3P - EGFR mutations in non-small cell lung cancer in South Africa

Date 17 April 2015
Event ELCC 2015
Session Poster lunch
Topics Cancer Aetiology, Epidemiology, Prevention
Lung and other Thoracic Tumours
Pathology/Molecular Biology
Presenter Sze Wai Chan
Citation Annals of Oncology (2015) 26 (suppl_1): 1-5. 10.1093/annonc/mdv043
Authors S.W. Chan1, C.P. Maske2, P. Ruff1
  • 1Division Of Medical Oncology, University of Witwatersrand, Faculty of Health Sciences, WITS 2050 - Johannesburg/ZA
  • 2Department Of Molecular Pathology, Lancet Laboratories, Johannesburg/ZA



The discovery of activating EGFR mutations sensitive to tyrosine kinase inhibitors (TKI) has changed the treatment approach in patients with non-small cell lung cancer (NSCLC) globally. There is no published data concerning EGFR mutations in NSCLC in South Africa to date. This study described factors associated with EGFR mutations, estimated mutation rate and documented mutation patterns in South African patients.

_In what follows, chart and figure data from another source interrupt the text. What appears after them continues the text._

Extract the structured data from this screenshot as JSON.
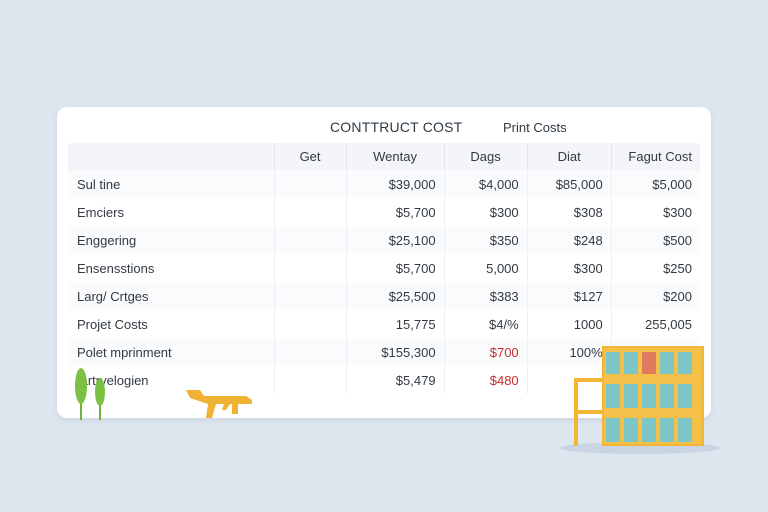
{
  "header": {
    "title": "CONTTRUCT COST",
    "subtitle": "Print Costs"
  },
  "table": {
    "columns": [
      "",
      "Get",
      "Wentay",
      "Dags",
      "Diat",
      "Fagut Cost"
    ],
    "rows": [
      {
        "label": "Sul tine",
        "cells": [
          "",
          "$39,000",
          "$4,000",
          "$85,000",
          "$5,000"
        ]
      },
      {
        "label": "Emciers",
        "cells": [
          "",
          "$5,700",
          "$300",
          "$308",
          "$300"
        ]
      },
      {
        "label": "Enggering",
        "cells": [
          "",
          "$25,100",
          "$350",
          "$248",
          "$500"
        ]
      },
      {
        "label": "Ensensstions",
        "cells": [
          "",
          "$5,700",
          "5,000",
          "$300",
          "$250"
        ]
      },
      {
        "label": "Larg/ Crtges",
        "cells": [
          "",
          "$25,500",
          "$383",
          "$127",
          "$200"
        ]
      },
      {
        "label": "Projet Costs",
        "cells": [
          "",
          "15,775",
          "$4/%",
          "1000",
          "255,005"
        ]
      },
      {
        "label": "Polet mprinment",
        "cells": [
          "",
          "$155,300",
          "$700",
          "100%",
          ""
        ]
      },
      {
        "label": "Iartrvelogien",
        "cells": [
          "",
          "$5,479",
          "$480",
          "",
          ""
        ]
      }
    ],
    "highlight_color": "#cc2b2b",
    "highlighted_cells": [
      "6.2",
      "7.2"
    ]
  },
  "decor": {
    "accent": "#f2b632",
    "leaf_color": "#6fb23a",
    "icons": [
      "leaf-icon",
      "rifle-icon",
      "building-icon"
    ]
  }
}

Retrospective review of records was performed on patients with a diagnosis of NSCLC, referred from various oncology practices in South Africa, who had centralized EGFR mutational analysis performed on histology samples between 1 September 2009 and 30 June 2012. Treatment practices and therapeutic responses were also described.

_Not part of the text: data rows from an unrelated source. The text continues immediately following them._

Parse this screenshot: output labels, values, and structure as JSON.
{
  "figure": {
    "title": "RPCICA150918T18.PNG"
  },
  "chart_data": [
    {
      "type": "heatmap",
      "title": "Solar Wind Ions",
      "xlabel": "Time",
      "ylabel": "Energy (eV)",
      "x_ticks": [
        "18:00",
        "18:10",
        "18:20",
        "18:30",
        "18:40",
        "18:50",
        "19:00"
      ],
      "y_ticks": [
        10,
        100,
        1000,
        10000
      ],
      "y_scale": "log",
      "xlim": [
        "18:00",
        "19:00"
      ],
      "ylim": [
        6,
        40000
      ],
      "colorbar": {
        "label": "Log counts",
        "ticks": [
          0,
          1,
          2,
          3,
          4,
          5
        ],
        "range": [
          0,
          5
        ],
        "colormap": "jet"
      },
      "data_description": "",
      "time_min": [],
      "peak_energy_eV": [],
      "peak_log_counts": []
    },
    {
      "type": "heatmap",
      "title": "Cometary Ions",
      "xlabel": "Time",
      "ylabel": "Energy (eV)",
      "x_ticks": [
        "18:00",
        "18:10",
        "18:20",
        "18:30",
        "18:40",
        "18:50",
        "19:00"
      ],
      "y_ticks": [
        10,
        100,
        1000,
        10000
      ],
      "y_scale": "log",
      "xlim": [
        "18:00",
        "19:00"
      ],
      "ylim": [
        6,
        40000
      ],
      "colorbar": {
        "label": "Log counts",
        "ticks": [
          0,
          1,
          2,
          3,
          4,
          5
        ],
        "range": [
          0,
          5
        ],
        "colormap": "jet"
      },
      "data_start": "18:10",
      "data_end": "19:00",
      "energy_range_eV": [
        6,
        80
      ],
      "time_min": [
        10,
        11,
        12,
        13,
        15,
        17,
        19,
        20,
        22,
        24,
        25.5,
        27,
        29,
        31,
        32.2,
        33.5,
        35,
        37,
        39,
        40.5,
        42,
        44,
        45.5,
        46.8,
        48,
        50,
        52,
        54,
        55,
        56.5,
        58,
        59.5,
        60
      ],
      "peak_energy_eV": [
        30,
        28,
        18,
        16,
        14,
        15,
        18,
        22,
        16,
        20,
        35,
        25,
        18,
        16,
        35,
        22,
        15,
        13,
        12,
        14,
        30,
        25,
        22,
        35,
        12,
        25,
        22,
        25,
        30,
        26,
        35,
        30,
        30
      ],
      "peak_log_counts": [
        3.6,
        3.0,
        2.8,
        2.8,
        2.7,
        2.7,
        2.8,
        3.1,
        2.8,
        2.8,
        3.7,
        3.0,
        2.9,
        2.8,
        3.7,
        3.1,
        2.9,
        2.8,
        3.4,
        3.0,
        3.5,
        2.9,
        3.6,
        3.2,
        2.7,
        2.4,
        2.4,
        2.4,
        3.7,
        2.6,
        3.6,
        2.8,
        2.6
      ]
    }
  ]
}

170 NSCLC samples were evaluable for EGFR mutational analysis in which 37 were mutation positive (22%). There were 22 exon 19 deletions (60%), 11 L858R mutations (30%), two G719X mutations, one S768I mutation and one exon 20 insertion. The median patient age was 63 (range 27-85) with mutation testing being conducted more in females (56%) than in males (44%). 120 patients were Caucasians, 31 Africans and 18 other races comprising mixed ethnicity and Asians. EGFR mutation rate was 18% in Caucasians, 23% in Africans and 39% in other races. 85% of all NSCLC samples tested were adenocarcinoma on histology. Smoking status was inversely proportional to EGFR mutation status (p = 0.000047). In first-line treatment, 64 patients received platinum-doublet chemotherapy and 4 patients received TKI with objective response rate (ORR) overall being 56%. In second-line treatment, 24 patients received single-agent chemotherapy and 4 patients had TKI with ORR overall being 24%.

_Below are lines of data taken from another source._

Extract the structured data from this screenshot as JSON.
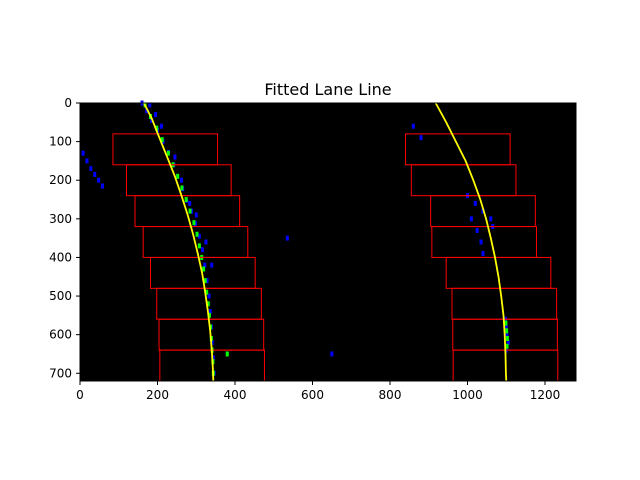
{
  "chart_data": {
    "type": "scatter",
    "title": "Fitted Lane Line",
    "xlim": [
      0,
      1280
    ],
    "ylim": [
      720,
      0
    ],
    "x_ticks": [
      0,
      200,
      400,
      600,
      800,
      1000,
      1200
    ],
    "y_ticks": [
      0,
      100,
      200,
      300,
      400,
      500,
      600,
      700
    ],
    "background_color": "#000000",
    "colors": {
      "left_lane_pixels": "#0000ff",
      "right_lane_pixels": "#0000ff",
      "highlighted_pixels": "#00ff00",
      "fit_line": "#ffff00",
      "search_window": "#ff0000"
    },
    "series": [
      {
        "kind": "fit_line",
        "points": [
          [
            165,
            0
          ],
          [
            185,
            40
          ],
          [
            205,
            90
          ],
          [
            225,
            140
          ],
          [
            245,
            190
          ],
          [
            262,
            240
          ],
          [
            278,
            290
          ],
          [
            292,
            340
          ],
          [
            304,
            390
          ],
          [
            315,
            440
          ],
          [
            323,
            490
          ],
          [
            330,
            540
          ],
          [
            336,
            590
          ],
          [
            340,
            640
          ],
          [
            343,
            690
          ],
          [
            344,
            720
          ]
        ]
      },
      {
        "kind": "fit_line",
        "points": [
          [
            918,
            0
          ],
          [
            945,
            50
          ],
          [
            970,
            100
          ],
          [
            995,
            150
          ],
          [
            1015,
            200
          ],
          [
            1033,
            250
          ],
          [
            1048,
            300
          ],
          [
            1060,
            350
          ],
          [
            1071,
            400
          ],
          [
            1080,
            450
          ],
          [
            1087,
            500
          ],
          [
            1093,
            550
          ],
          [
            1096,
            600
          ],
          [
            1098,
            650
          ],
          [
            1099,
            700
          ],
          [
            1100,
            720
          ]
        ]
      }
    ],
    "windows": [
      [
        85,
        80,
        355,
        160
      ],
      [
        120,
        160,
        390,
        240
      ],
      [
        142,
        240,
        412,
        320
      ],
      [
        163,
        320,
        433,
        400
      ],
      [
        182,
        400,
        452,
        480
      ],
      [
        198,
        480,
        468,
        560
      ],
      [
        204,
        560,
        474,
        640
      ],
      [
        206,
        640,
        476,
        720
      ],
      [
        840,
        80,
        1110,
        160
      ],
      [
        855,
        160,
        1125,
        240
      ],
      [
        905,
        240,
        1175,
        320
      ],
      [
        908,
        320,
        1178,
        400
      ],
      [
        945,
        400,
        1215,
        480
      ],
      [
        960,
        480,
        1230,
        560
      ],
      [
        962,
        560,
        1232,
        640
      ],
      [
        963,
        640,
        1233,
        720
      ]
    ],
    "pixels_blue": [
      [
        8,
        130
      ],
      [
        18,
        150
      ],
      [
        28,
        170
      ],
      [
        38,
        185
      ],
      [
        48,
        200
      ],
      [
        58,
        215
      ],
      [
        160,
        0
      ],
      [
        172,
        20
      ],
      [
        185,
        45
      ],
      [
        200,
        70
      ],
      [
        214,
        100
      ],
      [
        228,
        128
      ],
      [
        242,
        160
      ],
      [
        252,
        190
      ],
      [
        265,
        222
      ],
      [
        275,
        252
      ],
      [
        288,
        280
      ],
      [
        298,
        312
      ],
      [
        308,
        345
      ],
      [
        316,
        380
      ],
      [
        322,
        420
      ],
      [
        328,
        460
      ],
      [
        333,
        500
      ],
      [
        336,
        540
      ],
      [
        339,
        580
      ],
      [
        341,
        620
      ],
      [
        344,
        660
      ],
      [
        346,
        700
      ],
      [
        180,
        5
      ],
      [
        195,
        30
      ],
      [
        210,
        60
      ],
      [
        245,
        140
      ],
      [
        262,
        200
      ],
      [
        283,
        260
      ],
      [
        300,
        290
      ],
      [
        325,
        360
      ],
      [
        340,
        420
      ],
      [
        535,
        350
      ],
      [
        650,
        650
      ],
      [
        860,
        60
      ],
      [
        880,
        90
      ],
      [
        1000,
        240
      ],
      [
        1020,
        260
      ],
      [
        1040,
        280
      ],
      [
        1060,
        300
      ],
      [
        1065,
        320
      ],
      [
        1010,
        300
      ],
      [
        1025,
        330
      ],
      [
        1035,
        360
      ],
      [
        1040,
        390
      ],
      [
        1098,
        560
      ],
      [
        1100,
        580
      ],
      [
        1102,
        600
      ],
      [
        1105,
        620
      ],
      [
        1100,
        640
      ]
    ],
    "pixels_green": [
      [
        168,
        5
      ],
      [
        182,
        35
      ],
      [
        198,
        65
      ],
      [
        212,
        95
      ],
      [
        228,
        130
      ],
      [
        240,
        160
      ],
      [
        252,
        190
      ],
      [
        263,
        220
      ],
      [
        274,
        250
      ],
      [
        284,
        280
      ],
      [
        294,
        310
      ],
      [
        302,
        340
      ],
      [
        308,
        370
      ],
      [
        314,
        400
      ],
      [
        319,
        430
      ],
      [
        323,
        460
      ],
      [
        327,
        490
      ],
      [
        331,
        520
      ],
      [
        334,
        550
      ],
      [
        337,
        580
      ],
      [
        339,
        610
      ],
      [
        341,
        640
      ],
      [
        343,
        670
      ],
      [
        344,
        700
      ],
      [
        380,
        650
      ],
      [
        1099,
        570
      ],
      [
        1101,
        590
      ],
      [
        1103,
        610
      ],
      [
        1102,
        630
      ]
    ]
  }
}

Based on this limited data set with selection bias in favour of female, non-smokers with adenocarcinoma, the estimated EGFR mutation rate in South African NSCLC patients was 22% with 90% of all mutations being either exon 19 deletions or L858R point mutations. Most EGFR mutations were found in non-smokers with adenocarcinoma. These findings are consistent with current incidence in most western countries. Efforts should be made to prioritize targeted treatment approaches in NSCLC patients in South Africa especially non-smokers with adenocarcinoma.


All authors have declared no conflicts of interest.